Given the difficulties in reaching Lost Tribe Lakes — which sit at treeline and which are surrounded by imposing cliffs below Hopi, Point 12799, Mt George, and Apache Peak — it’s likely to be unoccupied. Enjoy your stay.

The Lost Tribe Lakes basin, as seen from its western edge at the top of the elk trail.

Descent into Wheeler Basin

The optimal route between Lost Tribe Lakes and Wheeler Basin, a hanging valley above Arapaho Creek, is still a mystery to me, even after four attempts at finding one.

From the outlet of the upper Lost Tribe Lake, hike east, gaining some elevation to avoid the wet southeast shoreline of the upper Lost Tribe Lake. After a few minutes, turn southeast and aim for the saddle at the base of Mt George; the knob on the saddle’s southwest side is just 80 feet higher.

One proven descent route uses the second avalanche chute southeast of the saddle. The upper portion is steep but mostly tundra-covered; the bottom is mellower but rockier. Below the normal run-out zone, aim for healthy timber, not the thickets of mangled spruce. However you get down, enter the lush meadow at the bottom of Wheeler Basin and arrive at the creek-side campsite that is marked on the topo map.

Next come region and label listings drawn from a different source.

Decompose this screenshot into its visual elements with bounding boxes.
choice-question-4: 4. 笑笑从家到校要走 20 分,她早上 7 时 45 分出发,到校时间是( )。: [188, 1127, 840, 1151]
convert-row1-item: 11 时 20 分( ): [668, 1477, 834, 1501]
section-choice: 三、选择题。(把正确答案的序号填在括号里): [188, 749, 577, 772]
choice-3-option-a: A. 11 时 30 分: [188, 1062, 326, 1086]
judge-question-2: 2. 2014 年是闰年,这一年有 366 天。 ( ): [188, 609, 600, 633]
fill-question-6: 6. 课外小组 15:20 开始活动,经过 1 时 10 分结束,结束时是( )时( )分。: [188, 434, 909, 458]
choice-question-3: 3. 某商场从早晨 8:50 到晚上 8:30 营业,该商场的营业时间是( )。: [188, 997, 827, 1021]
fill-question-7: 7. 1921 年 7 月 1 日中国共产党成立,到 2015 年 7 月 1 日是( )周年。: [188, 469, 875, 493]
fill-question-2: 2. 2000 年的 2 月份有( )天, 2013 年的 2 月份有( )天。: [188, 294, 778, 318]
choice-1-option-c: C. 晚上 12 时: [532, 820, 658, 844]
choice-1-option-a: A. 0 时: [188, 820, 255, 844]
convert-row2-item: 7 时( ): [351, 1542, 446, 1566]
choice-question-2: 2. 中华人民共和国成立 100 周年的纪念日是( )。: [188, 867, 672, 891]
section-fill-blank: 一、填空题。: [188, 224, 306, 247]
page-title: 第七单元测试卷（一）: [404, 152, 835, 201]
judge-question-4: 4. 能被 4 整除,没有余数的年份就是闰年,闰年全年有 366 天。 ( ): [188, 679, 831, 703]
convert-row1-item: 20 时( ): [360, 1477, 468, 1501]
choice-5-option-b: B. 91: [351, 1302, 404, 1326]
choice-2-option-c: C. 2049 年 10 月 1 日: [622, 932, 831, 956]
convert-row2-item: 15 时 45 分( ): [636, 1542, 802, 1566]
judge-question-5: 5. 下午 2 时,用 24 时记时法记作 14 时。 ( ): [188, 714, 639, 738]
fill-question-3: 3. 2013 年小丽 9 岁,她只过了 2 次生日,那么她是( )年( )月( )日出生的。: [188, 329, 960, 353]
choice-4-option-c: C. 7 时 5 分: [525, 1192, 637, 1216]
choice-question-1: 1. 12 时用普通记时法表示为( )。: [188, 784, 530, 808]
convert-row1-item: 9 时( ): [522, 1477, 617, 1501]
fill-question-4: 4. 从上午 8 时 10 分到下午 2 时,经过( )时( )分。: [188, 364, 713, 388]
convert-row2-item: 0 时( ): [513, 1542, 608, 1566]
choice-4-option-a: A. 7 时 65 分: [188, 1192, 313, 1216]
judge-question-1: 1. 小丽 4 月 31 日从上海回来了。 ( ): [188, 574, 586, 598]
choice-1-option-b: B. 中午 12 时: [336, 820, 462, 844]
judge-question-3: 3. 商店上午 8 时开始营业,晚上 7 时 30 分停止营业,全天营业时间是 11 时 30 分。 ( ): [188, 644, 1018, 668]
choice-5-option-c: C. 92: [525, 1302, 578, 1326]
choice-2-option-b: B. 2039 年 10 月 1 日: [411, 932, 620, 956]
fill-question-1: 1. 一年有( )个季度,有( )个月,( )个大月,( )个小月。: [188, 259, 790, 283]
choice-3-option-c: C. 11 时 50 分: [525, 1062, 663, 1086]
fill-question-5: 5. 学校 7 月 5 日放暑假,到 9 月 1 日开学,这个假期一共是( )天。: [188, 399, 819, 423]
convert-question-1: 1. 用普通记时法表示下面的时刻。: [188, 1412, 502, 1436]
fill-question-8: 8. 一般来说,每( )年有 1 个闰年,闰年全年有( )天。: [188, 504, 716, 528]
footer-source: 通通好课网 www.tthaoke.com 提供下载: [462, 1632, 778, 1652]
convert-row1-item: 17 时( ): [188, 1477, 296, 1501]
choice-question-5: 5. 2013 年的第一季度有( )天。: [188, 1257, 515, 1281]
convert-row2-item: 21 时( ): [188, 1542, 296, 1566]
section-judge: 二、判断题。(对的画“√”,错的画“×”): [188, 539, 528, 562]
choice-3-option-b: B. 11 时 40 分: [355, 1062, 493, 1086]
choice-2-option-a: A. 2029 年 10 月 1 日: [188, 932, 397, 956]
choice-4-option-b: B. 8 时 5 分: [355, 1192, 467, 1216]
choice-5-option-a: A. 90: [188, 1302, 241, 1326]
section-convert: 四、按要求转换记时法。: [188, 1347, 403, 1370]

I’m hopeful that there is a cleaner route to the west of this avalanche chute, but I’m not certain there is. Try dropping into the first avalanche chute beyond the saddle, and then working right/southwest through breaks in the ledges. This route may be easier to find in the reverse direction: Slightly downstream of the campsite there is a well established elk trail that climbs up along the left side of the wall. Start there, and then work right/notheast through the ledges.

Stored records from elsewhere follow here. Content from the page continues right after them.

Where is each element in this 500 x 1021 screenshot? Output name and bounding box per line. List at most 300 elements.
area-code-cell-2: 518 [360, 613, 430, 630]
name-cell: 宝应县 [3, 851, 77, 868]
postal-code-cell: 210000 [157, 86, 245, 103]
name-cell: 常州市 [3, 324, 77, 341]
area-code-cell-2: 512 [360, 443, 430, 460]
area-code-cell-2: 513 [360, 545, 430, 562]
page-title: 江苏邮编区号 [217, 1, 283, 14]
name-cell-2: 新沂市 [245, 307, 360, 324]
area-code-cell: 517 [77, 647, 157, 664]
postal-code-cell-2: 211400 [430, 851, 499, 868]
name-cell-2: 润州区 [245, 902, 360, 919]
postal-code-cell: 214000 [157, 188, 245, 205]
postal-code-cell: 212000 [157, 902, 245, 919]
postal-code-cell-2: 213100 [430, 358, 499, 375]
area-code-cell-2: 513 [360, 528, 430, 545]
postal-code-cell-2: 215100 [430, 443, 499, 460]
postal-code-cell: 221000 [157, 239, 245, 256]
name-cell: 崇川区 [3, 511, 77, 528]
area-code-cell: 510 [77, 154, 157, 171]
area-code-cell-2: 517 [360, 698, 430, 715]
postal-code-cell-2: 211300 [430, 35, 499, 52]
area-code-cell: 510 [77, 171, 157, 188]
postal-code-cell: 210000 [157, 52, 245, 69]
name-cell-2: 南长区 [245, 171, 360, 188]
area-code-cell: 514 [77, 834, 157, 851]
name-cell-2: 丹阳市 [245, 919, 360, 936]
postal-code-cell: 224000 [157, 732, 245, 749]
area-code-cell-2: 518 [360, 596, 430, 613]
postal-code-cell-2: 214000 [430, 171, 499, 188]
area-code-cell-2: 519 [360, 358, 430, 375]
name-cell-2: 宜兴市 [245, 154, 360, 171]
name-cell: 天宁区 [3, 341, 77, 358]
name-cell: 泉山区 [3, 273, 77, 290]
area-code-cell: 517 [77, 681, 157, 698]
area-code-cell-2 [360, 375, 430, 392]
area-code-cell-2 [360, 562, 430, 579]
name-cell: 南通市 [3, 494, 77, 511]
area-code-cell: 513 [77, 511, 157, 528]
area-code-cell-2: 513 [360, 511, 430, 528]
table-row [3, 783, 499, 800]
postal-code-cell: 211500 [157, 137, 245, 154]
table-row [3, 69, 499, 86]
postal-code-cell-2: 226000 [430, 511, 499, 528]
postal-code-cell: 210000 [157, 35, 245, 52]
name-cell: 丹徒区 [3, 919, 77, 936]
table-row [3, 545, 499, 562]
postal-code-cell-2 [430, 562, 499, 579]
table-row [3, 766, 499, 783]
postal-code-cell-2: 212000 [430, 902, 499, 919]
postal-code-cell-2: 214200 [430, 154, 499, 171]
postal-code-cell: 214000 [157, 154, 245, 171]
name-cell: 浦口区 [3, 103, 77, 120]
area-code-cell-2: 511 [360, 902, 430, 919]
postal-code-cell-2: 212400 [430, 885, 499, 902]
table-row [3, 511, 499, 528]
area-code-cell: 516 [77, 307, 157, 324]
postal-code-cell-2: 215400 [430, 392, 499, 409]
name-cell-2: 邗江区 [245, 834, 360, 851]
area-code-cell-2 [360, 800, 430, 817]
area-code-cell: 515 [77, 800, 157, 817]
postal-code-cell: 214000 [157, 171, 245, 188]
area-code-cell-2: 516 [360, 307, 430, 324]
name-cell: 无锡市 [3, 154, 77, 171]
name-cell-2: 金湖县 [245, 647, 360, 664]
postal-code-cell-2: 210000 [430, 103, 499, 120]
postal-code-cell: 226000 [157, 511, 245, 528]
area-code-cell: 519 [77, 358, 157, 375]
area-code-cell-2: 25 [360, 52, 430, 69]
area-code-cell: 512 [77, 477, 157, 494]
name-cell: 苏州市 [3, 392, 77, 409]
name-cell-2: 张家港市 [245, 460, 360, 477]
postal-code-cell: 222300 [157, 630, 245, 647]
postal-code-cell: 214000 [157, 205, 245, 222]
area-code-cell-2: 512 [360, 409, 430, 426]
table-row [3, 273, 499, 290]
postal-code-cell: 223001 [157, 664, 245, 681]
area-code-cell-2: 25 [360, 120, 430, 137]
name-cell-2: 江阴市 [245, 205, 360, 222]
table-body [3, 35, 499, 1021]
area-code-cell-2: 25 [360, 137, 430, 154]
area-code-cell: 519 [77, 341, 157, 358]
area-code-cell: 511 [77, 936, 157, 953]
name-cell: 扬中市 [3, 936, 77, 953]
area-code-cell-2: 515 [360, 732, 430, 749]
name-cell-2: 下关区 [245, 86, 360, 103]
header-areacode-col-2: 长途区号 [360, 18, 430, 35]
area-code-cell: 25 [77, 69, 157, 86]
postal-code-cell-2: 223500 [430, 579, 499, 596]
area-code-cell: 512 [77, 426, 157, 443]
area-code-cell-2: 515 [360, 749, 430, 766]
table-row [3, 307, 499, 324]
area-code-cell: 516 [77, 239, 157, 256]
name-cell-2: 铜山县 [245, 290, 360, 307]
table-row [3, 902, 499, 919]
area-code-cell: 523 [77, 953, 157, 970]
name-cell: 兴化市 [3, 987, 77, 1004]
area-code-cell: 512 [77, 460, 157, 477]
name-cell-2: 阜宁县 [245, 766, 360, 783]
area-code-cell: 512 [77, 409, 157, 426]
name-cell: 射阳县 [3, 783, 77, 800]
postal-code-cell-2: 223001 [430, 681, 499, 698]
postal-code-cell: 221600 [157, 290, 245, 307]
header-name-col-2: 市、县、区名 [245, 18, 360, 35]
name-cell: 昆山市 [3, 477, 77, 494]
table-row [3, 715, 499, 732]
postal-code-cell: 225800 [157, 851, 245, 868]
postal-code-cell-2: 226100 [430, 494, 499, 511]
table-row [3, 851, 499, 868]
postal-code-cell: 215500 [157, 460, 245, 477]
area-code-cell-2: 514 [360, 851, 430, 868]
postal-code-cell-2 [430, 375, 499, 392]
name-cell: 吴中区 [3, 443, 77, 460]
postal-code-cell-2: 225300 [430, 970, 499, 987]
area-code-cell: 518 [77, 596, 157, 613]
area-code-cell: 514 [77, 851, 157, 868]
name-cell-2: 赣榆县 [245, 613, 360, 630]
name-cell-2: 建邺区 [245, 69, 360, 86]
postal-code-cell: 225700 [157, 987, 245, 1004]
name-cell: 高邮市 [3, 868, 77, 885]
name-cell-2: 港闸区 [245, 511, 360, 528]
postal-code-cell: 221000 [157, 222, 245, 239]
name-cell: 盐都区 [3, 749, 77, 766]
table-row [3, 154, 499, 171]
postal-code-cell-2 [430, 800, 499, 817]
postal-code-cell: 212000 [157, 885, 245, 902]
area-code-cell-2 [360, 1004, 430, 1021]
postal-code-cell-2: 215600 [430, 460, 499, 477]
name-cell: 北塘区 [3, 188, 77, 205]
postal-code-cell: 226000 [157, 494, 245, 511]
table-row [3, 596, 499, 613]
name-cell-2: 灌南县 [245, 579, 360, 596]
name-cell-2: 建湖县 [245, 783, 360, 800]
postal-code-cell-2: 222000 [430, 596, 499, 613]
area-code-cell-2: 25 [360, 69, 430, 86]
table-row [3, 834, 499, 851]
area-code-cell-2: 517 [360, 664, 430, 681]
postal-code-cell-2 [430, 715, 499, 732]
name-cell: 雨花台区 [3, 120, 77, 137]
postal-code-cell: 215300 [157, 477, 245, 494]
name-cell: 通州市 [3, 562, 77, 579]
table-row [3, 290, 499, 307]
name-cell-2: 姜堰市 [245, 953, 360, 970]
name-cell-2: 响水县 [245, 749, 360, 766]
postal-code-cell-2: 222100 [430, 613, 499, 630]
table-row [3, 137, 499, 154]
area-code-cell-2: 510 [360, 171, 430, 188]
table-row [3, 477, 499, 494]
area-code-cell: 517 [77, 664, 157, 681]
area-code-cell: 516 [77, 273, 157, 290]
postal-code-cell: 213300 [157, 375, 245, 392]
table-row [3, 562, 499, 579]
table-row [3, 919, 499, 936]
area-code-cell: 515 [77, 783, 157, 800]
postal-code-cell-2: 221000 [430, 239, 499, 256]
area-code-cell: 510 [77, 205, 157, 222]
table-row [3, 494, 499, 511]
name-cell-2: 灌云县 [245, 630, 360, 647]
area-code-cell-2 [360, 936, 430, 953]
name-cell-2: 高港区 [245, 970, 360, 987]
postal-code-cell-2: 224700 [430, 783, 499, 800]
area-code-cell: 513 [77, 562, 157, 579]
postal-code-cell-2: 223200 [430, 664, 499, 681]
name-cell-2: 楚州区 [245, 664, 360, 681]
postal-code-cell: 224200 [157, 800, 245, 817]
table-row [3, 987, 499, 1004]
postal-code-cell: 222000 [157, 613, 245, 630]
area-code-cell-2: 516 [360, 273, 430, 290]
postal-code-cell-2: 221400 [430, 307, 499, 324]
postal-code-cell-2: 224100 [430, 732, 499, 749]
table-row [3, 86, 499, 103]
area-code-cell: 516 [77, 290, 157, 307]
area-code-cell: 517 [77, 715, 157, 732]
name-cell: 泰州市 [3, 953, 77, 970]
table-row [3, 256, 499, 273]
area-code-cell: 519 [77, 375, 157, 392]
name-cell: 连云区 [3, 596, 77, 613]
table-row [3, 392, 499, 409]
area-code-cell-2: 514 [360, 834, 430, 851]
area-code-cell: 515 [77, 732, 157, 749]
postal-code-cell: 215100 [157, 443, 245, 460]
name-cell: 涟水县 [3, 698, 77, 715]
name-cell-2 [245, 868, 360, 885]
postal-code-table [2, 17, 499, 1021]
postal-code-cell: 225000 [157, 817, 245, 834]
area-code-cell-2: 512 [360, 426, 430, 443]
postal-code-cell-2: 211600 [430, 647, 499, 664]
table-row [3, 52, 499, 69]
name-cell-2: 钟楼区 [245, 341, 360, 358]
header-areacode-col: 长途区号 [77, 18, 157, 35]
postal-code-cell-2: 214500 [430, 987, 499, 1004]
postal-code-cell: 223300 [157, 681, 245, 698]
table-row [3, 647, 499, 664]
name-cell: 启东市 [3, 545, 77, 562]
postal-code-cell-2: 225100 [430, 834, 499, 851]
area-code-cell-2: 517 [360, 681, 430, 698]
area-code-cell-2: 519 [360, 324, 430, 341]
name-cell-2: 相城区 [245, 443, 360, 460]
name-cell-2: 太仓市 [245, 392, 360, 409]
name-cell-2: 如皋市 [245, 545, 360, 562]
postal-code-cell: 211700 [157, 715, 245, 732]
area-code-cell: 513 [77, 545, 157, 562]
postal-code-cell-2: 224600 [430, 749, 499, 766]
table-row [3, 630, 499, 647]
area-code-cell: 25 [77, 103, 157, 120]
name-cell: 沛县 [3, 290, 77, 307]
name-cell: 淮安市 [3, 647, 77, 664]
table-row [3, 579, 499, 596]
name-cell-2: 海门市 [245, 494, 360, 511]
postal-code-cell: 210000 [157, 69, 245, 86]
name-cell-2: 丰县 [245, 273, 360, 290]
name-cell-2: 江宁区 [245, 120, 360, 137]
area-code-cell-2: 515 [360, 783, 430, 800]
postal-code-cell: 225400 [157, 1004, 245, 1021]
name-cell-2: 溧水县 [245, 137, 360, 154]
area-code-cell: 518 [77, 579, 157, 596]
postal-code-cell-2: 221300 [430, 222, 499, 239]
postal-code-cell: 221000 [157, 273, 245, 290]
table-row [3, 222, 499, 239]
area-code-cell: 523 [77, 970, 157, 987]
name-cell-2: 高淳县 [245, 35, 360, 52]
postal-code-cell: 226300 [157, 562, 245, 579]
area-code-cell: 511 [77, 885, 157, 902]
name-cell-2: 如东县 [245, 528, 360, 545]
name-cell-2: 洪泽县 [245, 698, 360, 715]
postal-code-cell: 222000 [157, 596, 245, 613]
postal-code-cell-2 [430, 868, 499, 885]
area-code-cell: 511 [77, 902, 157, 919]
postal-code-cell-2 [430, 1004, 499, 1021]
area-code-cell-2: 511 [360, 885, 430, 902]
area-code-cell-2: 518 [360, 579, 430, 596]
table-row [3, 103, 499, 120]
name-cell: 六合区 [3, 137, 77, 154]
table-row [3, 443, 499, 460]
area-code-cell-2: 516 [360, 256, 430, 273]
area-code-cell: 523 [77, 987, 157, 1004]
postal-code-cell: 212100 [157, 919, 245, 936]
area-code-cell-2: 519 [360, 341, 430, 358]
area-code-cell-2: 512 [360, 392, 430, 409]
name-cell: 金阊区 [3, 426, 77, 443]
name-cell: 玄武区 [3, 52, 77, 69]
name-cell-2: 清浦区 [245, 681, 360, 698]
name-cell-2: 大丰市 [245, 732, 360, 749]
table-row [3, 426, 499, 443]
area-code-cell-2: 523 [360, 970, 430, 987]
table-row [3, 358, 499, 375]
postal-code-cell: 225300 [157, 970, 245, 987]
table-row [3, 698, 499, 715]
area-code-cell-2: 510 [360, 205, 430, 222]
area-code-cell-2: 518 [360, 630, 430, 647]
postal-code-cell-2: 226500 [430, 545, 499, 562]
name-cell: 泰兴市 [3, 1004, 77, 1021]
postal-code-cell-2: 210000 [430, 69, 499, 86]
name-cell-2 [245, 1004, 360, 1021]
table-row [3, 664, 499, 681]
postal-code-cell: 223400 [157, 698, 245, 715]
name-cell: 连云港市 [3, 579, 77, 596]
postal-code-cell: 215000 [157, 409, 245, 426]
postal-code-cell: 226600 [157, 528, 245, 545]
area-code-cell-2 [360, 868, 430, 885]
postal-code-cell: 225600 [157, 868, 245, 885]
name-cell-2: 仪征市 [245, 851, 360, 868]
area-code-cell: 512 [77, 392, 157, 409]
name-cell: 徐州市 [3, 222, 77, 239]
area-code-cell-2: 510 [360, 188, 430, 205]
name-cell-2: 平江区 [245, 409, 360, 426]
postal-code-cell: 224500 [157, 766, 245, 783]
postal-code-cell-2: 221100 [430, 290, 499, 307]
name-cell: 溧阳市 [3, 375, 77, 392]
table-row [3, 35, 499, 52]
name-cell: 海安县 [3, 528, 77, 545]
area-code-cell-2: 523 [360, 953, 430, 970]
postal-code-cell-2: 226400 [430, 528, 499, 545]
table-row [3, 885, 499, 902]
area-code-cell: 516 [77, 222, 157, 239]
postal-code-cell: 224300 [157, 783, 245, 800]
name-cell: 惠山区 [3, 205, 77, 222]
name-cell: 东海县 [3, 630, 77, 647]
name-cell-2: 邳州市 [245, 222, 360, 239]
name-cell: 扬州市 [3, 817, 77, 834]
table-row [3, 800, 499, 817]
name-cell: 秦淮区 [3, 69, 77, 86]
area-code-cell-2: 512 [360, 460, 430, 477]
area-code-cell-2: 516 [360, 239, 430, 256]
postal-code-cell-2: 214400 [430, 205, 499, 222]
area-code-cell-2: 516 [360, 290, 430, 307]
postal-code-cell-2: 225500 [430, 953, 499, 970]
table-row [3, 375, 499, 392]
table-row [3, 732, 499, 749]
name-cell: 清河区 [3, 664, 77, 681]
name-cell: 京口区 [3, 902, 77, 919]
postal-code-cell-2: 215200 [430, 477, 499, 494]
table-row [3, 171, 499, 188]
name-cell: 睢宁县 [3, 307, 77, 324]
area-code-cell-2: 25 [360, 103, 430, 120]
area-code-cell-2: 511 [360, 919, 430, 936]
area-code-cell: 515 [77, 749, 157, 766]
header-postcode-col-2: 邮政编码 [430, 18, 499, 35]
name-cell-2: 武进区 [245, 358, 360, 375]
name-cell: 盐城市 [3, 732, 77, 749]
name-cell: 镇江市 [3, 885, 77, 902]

The view of viable descent routes between Lost Tribe Lakes and Wheeler Basin, as seen from near Arapaho Pass. On the right far is the proven avy chute; its base is partially obscured. I think a better route may be just to its left/west.

Wheeler Basin

From the campsite, follow a use trail to Coyote Park in upper Arapaho Creek. It starts on the south side of Wheeler Creek, crosses to the north side further downstream, and then fords again near the mouth of this hanging valley. It is generally easy to follow to this point.

The upper ford of Wheeler Creek along the use trail.

Below the final ford, the trail becomes more obscure, due to a thicker understory and multiple blowdowns. But stay on the trail — it’s still faster than descending to Arapaho Creek and climbing the opposite slope to gain the Arapaho Pass Trail. After dropping to a low elevation of 10,040 feet, it climbs gradually, parallel to the creek about 100 yards away.

Upon reaching an unmapped avalanche run-out zone, the use trail becomes extremely difficult to find or follow. Do your best, and push through to the timber on the other side.

Soon the use trail arrives at the edge of another run-out zone, at the northern end of Coyote Park. Depart the “trail” and descend to the creek, which can be crossed on a logjam, or boulder-hopped later in the season. Hike uphill away from the creek until intersecting the Arapaho Pass Trail, within about 25 or 50 yards. The trail is inaccurately mapped — it is closer to the creek here.